Miguelito perdeu espaço nos últimos jogos do Santos (Crédito: Raul Baretta/Santos FC)

Atleta de grande expectativa dos torcedores do Santos e uma das maiores promessas do futebol boliviano, o meia-atacante Miguelito perdeu espaço no Peixe. Treinando normalmente na equipe profissional, o jogador deixou de ganhar minutos em campo e passou a ficar de fora até mesmo dos relacionados.

A última partida em que o garoto foi relacionado aconteceu contra o Botafogo-SP, na vitória santista por 1 a 0, na Vila Belmiro, pela Copa do Brasil. Na ocasião, amargou o banco de reservas durante os 90 minutos. Ao todo são seis jogos no ano, somando apenas 63 minutos em campo, sem contar os acréscimos.

Em entrevista do técnico Odair Hellmann ao De Olho no Peixe, o treinador comentou sobre a ausência do jogador nas partidas e alegou que nem sempre é possível levar todos os atletas para os jogos. No confronto desta quarta contra o Bahia, por exemplo, o treinador levou Ivonei e Ed Carlos.
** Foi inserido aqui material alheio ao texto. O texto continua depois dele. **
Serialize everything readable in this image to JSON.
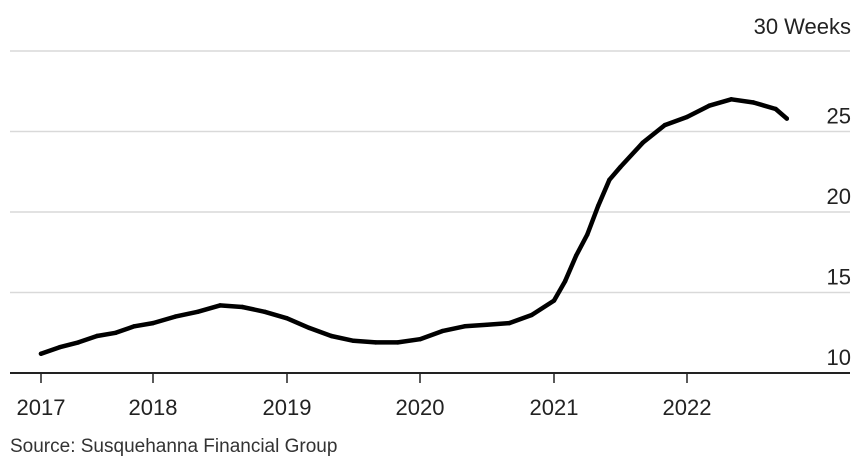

“Primeiro, que nós no grupo, contamos com cinco ou seis meias. Estamos usando hoje um por inicial e quando o Daniel Ruiz inicia, usamos os dois. Ainda levo um e as vezes dois para o banco e vai ficar dois ou três fora. É escolha, tem que fazer a escolha, independente de qualquer coisa”, disse Odair.

“A outra questão é visualização de treinamento, oportunidade, comportamento. Esses fatores são importantes para que a gente possa ir dando sequência. Estou oportunizando o Ed Carlos em determinados jogos, o Ivonei vai e em outros não, e com o Miguelito é a a mesmo coisa”, explica o treinador.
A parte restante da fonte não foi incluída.